Last week I took part in a workshop run by DIOTTO an EU-funded project on the use of connected products in elderly care. Some real issues came up which I thought I’d share. It’s important to note we were mainly looking at the use of connected hardware to enhance the relationship between carers and an elderly person who is still independent and living at home.

1. Defining “seniors”.
Louisa and Marcel pointed out that during most of your work life you are categorised and targeted (by Acorn and others). But once you hit 60, you are a “senior” which is unhelpful. Profiling on the basis of technology uptake (do they have an iPad or not) is also unhelpful. We need to be granular about designing for an ageing population which is diverse and often has disposable income in the early years of retirement.

2. Transitional technologies
What kinds of technologies do we need to design that a person will find useful using at 60 and will help them in their 70s and 80s? Noone wants to be “tracked” while they are independent, but once that first fall happens, smart environments may save your life. Is personal data the price to pay to be let to live an independent life in the later stages of life? This is a hard problem to tackle as it means admitting we may be in need of help. Noone wants to think that way, people will often avoid buying a wheelchair even when they need it, because admitting that you’re at “that stage” is an awful blow to your pride. As designers we need to be sensitive to the fact that people may never have a good relationship with our product.

3. Types of care
The word “carer” is misleading. It treats family, friends and healthcare professionals in the same way. Their impact on the life of an ageing person is very different. Many older people suffer from extreme loneliness and isolation, especially men. On Radio 4 the other day, professional carers were interviewed and shared their distress at visiting a patient for only a few minutes a day. That person looked forward to that conversation all day. These are realities of medical support, but we know that a strong social support makes people more resilient.

4. Getting old
Noone likes to think of themselves as “old”. My 79 year old grandmother who sadly has stage 2 Alzheimer’s disease and thinks her care home is full of “old people” so she doesn’t socialise with them. We’ve been successful at stigmatising the wisest people in our communities to the point even they don’t want to own up to it. The Homeshare scheme is brilliant but can we build opportunities for knowledge exchange like the Amazings while using emerging technologies? What will the 50 year olds of today, with their wearable tech, look like and act like in 20 years? Will they be naturally more digitally social? Will their use of technology make up for day to day face to face interactions? Will they be better at staying connected with their families around the world?

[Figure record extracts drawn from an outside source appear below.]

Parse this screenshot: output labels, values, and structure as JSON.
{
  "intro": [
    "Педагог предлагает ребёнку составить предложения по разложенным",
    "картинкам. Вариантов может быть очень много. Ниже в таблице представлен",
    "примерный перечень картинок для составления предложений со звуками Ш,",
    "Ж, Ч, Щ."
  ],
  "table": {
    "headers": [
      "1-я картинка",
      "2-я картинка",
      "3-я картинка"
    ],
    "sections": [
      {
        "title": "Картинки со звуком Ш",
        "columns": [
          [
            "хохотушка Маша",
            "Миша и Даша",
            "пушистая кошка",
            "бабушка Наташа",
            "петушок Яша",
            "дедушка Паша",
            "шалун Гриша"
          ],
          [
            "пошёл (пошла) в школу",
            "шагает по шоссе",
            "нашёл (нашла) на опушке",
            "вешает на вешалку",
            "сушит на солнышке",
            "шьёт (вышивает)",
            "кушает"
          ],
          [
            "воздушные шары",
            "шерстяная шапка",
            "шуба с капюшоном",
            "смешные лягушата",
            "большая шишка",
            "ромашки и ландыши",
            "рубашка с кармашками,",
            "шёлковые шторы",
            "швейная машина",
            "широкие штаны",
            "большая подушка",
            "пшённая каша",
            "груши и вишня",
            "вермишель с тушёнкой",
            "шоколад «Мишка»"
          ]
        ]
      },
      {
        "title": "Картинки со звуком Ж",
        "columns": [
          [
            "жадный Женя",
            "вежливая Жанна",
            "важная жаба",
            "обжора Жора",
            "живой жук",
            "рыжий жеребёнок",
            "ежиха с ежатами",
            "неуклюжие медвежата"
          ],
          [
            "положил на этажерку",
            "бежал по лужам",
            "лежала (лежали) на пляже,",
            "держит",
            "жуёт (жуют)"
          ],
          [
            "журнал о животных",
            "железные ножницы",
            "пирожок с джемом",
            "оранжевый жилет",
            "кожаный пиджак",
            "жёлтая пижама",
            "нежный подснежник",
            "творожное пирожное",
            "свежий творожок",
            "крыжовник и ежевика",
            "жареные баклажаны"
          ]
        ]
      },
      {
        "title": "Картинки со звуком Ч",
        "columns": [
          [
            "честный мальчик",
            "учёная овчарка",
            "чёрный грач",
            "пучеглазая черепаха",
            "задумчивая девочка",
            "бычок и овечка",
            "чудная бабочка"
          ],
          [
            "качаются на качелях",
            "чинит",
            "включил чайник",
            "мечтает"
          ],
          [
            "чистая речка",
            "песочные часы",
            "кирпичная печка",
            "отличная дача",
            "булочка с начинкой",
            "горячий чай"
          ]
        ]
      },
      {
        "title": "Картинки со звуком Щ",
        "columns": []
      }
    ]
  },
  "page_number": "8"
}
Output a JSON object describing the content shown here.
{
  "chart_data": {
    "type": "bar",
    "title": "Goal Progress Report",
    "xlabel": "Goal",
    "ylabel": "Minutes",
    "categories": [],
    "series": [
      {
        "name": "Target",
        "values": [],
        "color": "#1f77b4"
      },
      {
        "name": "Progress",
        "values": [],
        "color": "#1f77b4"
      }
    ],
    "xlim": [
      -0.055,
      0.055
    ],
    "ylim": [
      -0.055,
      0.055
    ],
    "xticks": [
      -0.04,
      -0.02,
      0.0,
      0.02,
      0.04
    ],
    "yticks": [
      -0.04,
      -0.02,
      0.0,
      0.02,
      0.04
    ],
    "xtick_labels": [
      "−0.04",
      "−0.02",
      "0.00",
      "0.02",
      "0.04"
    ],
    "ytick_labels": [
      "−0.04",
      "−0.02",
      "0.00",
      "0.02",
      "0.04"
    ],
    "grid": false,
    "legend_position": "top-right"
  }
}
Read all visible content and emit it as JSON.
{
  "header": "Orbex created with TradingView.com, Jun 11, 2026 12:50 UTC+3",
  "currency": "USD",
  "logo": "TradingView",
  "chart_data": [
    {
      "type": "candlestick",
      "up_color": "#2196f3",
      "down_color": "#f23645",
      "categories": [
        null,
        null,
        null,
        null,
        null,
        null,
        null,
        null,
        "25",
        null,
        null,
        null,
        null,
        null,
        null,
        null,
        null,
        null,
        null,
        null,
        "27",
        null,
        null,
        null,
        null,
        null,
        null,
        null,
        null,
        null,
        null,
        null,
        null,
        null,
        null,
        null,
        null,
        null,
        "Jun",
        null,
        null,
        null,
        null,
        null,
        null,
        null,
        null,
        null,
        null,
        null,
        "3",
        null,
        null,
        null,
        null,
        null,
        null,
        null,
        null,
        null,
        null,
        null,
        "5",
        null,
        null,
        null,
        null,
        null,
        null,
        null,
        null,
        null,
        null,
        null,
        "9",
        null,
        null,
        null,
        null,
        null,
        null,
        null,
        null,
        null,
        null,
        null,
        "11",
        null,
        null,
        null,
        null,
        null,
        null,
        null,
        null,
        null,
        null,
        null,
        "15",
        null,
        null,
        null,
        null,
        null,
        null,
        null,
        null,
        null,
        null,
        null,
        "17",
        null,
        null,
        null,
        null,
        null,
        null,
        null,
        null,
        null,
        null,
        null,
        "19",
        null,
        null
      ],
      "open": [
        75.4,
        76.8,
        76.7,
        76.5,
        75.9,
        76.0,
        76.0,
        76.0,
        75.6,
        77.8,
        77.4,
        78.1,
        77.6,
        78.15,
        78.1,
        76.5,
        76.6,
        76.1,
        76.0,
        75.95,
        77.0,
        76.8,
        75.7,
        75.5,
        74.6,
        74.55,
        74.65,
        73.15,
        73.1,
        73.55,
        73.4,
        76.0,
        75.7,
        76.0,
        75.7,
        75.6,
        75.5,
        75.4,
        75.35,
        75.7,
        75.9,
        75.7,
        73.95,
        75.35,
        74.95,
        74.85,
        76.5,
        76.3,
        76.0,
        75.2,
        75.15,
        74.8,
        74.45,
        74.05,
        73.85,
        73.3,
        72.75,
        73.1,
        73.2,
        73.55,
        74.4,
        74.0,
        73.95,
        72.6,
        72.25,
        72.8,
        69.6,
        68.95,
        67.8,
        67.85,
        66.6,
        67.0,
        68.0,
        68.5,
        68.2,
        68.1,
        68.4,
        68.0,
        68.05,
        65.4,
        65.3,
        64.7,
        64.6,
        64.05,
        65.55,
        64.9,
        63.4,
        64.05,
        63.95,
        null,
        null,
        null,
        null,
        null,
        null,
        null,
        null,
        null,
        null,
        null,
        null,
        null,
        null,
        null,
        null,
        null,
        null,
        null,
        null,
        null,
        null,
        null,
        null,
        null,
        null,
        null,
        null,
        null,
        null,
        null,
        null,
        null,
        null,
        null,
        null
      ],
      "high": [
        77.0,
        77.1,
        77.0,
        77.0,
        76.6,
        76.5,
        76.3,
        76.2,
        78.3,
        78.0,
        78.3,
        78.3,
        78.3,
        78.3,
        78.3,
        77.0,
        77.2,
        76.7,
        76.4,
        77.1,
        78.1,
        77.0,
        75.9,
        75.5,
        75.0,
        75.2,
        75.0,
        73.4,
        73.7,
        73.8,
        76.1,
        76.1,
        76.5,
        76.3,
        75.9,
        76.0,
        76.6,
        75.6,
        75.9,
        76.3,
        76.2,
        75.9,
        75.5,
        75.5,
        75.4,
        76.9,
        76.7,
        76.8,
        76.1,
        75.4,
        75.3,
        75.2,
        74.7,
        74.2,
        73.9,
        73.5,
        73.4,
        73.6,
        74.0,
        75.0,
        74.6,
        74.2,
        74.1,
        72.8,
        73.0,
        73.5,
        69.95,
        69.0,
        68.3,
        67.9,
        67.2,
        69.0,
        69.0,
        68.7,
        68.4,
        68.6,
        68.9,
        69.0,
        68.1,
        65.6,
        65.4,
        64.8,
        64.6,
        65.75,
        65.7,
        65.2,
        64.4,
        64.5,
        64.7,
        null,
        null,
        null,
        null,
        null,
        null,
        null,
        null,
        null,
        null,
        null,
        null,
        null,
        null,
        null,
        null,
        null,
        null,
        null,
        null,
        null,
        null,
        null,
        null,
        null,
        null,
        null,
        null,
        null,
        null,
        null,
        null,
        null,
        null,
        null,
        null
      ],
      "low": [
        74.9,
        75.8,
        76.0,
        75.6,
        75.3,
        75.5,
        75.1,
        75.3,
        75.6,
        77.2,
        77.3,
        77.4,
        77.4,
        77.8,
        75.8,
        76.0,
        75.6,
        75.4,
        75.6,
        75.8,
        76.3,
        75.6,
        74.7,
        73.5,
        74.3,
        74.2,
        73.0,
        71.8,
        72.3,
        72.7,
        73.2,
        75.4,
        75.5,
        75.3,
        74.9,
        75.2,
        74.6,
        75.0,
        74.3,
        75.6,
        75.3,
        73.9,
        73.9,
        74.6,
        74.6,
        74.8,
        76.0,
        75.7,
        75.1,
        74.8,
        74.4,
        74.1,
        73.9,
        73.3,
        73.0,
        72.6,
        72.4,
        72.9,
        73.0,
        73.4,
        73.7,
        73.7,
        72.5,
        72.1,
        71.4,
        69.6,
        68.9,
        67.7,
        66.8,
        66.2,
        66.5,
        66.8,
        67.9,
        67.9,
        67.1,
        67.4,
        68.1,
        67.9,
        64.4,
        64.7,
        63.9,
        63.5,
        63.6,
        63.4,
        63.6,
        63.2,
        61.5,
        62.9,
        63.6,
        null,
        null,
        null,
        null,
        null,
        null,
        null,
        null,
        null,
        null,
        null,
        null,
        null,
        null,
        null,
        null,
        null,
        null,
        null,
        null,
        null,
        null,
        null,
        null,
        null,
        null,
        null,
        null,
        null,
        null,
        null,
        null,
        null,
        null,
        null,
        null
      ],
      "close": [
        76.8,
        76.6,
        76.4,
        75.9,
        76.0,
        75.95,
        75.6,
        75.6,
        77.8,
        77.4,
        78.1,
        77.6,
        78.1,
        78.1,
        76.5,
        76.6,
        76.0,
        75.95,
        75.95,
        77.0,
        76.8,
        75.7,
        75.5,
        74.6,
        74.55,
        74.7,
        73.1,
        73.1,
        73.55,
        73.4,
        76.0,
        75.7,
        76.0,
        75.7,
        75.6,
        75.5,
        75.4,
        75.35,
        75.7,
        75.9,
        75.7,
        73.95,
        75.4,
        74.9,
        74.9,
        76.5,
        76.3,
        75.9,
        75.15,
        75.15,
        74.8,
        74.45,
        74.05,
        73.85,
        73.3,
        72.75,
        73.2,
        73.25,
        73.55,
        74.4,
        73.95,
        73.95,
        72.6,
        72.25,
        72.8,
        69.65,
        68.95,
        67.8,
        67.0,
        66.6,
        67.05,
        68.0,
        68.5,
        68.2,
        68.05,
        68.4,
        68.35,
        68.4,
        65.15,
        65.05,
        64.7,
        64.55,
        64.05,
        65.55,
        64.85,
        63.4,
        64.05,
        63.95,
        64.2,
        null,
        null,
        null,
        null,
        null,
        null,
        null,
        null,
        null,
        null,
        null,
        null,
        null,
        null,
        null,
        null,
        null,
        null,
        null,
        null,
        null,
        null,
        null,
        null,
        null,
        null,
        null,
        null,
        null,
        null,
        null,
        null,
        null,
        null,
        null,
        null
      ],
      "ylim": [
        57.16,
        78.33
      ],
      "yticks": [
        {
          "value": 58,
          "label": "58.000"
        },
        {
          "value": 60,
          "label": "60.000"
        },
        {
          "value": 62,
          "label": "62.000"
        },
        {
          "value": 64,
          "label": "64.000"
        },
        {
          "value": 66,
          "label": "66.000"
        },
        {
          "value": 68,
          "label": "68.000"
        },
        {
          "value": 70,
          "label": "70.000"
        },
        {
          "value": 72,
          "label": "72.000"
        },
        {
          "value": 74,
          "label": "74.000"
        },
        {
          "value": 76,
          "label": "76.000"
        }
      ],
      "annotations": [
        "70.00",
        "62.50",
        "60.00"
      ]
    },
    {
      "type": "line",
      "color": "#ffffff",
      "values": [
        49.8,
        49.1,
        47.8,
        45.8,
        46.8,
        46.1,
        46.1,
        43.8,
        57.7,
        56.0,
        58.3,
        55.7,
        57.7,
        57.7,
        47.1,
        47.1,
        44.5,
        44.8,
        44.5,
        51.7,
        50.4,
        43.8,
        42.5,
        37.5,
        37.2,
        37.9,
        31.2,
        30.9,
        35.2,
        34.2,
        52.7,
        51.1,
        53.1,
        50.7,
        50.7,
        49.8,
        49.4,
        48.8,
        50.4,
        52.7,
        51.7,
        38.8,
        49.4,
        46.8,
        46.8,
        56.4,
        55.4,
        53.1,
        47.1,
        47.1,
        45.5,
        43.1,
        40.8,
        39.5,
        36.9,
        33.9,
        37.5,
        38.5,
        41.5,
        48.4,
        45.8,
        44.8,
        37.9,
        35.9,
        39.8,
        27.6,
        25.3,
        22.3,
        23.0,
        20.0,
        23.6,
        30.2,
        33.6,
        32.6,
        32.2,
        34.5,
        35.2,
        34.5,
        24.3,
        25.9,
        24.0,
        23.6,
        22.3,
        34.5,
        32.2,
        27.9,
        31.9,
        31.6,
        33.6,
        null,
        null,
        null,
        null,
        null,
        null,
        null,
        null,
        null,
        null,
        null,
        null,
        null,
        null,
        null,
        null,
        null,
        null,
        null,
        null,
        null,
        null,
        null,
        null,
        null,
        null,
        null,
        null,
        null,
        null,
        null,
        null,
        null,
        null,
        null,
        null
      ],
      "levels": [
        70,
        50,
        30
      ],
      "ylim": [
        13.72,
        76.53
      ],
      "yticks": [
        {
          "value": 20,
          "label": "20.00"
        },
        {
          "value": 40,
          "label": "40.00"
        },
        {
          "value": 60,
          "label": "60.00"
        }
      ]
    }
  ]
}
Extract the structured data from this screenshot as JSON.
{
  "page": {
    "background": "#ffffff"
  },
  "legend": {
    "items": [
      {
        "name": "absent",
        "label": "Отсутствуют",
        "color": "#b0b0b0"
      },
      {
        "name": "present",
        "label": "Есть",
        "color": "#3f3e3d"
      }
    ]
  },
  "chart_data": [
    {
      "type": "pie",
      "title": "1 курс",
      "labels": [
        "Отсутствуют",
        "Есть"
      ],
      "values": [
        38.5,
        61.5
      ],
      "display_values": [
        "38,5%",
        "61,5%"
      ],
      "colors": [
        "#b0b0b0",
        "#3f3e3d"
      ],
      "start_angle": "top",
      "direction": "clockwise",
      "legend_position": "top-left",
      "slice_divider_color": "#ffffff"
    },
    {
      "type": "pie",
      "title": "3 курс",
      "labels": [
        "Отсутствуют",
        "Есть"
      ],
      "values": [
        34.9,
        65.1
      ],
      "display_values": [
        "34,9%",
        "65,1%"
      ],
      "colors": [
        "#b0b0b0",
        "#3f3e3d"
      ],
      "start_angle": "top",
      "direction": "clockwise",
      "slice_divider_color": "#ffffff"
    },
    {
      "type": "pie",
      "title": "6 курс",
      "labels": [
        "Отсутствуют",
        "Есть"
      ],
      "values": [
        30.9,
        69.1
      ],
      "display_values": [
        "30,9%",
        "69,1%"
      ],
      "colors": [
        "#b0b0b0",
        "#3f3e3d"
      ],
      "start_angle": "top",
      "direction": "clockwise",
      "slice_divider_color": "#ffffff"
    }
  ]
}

These are all questions we should be answering to as designers. Technology has a role to play but perhaps it’s a more subtle one than technologists realise. A good old user-centered approach should dictate what gets designed. As a result we may find that sensors and connected products are best placed as touch points of new services as opposed to the soul focus of design.

By designswarm

Blogging since 2005.

1 comment

  1. Hey Alex, I met the people behind “House Of Memories” recently, a really moving project co-created by Liverpool Museums and the Merseyside NHS Trust… essentially, an app that lets dementia sufferers and they carers reminisce using material from local museums and libraries. There’s a lot in there to be learned about the very human-centric approach to addressing a gnarly social and health problem.